The Land Agent by J. David Simons

Book Review by Christopher Lynch | 05 Nov 2014
Book title: The Land Agent
Author: J. David Simons

The Land Agent is a story of diaspora. In 1919, a young Polish Jew named Lev flees persecution while an idealistic Scottish woman looks to begin again. Like ‘new branches on to old vines,’ they have both chosen the Holy Land of Palestine. There they find a parcel of land that exists on no map. A strip of desert by a river, home to a Bedouin tribe, it is the essential connection to water that the new kibbutz needs to survive. Yet this land is coveted by aggressive developers.

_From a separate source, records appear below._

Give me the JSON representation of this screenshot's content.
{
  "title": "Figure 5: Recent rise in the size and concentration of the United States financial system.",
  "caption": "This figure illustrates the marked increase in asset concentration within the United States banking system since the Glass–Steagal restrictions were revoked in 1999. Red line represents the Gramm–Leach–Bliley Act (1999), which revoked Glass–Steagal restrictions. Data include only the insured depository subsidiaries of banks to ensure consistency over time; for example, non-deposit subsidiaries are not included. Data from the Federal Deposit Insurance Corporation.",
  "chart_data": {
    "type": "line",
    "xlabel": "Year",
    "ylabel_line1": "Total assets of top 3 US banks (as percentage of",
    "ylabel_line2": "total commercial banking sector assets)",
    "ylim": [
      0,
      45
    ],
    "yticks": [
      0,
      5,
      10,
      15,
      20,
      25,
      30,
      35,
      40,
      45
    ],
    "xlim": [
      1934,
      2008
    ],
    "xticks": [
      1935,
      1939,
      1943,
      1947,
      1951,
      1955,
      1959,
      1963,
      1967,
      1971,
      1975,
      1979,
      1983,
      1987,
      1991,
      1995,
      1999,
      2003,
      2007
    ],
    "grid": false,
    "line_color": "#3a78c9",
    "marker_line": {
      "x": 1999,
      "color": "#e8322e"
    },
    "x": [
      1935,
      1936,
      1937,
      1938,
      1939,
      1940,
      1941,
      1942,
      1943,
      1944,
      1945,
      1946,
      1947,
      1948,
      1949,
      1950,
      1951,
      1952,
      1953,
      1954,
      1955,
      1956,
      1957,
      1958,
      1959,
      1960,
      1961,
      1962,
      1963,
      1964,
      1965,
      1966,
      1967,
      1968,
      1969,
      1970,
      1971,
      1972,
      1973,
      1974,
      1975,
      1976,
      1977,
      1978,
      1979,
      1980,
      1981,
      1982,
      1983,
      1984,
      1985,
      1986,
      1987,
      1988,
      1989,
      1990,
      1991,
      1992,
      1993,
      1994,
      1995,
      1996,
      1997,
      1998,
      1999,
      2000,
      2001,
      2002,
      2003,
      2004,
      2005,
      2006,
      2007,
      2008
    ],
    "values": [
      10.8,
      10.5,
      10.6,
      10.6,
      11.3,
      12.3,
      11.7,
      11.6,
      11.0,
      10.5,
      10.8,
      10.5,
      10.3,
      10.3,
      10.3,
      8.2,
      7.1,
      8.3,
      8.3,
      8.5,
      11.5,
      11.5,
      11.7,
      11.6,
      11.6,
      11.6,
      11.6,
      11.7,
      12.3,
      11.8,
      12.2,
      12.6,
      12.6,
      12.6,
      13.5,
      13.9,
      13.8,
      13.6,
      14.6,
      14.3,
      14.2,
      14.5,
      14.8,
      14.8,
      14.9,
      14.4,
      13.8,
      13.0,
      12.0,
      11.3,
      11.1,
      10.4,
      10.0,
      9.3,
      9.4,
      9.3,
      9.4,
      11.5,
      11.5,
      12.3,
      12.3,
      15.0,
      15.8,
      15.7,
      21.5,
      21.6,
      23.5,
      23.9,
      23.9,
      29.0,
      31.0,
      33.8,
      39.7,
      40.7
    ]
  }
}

The third novel in J. David Simons’ loose trilogy Glasgow to Galilee focuses on ideas of how the land and its people shape each other. Woven throughout is the story of Celia, the young Glaswegian Jewish woman and a founder of the kibbutz. Her letters home tell of the precarious life of the commune, and the gradual disillusionment of her socialist dream. Their crops wilt for lack of water as these young pioneers thirst for freedom.

As tensions between Jews and Arabs rise, and riots are imminent, a terrifying earthquake highlights the fragility of this new-old state. The reader is told of a beautiful country, but one short of resources, riven with divisions and laden with the weight of history. Lev’s words have lost none of their resonance: ‘Land is an emotional issue in Palestine.’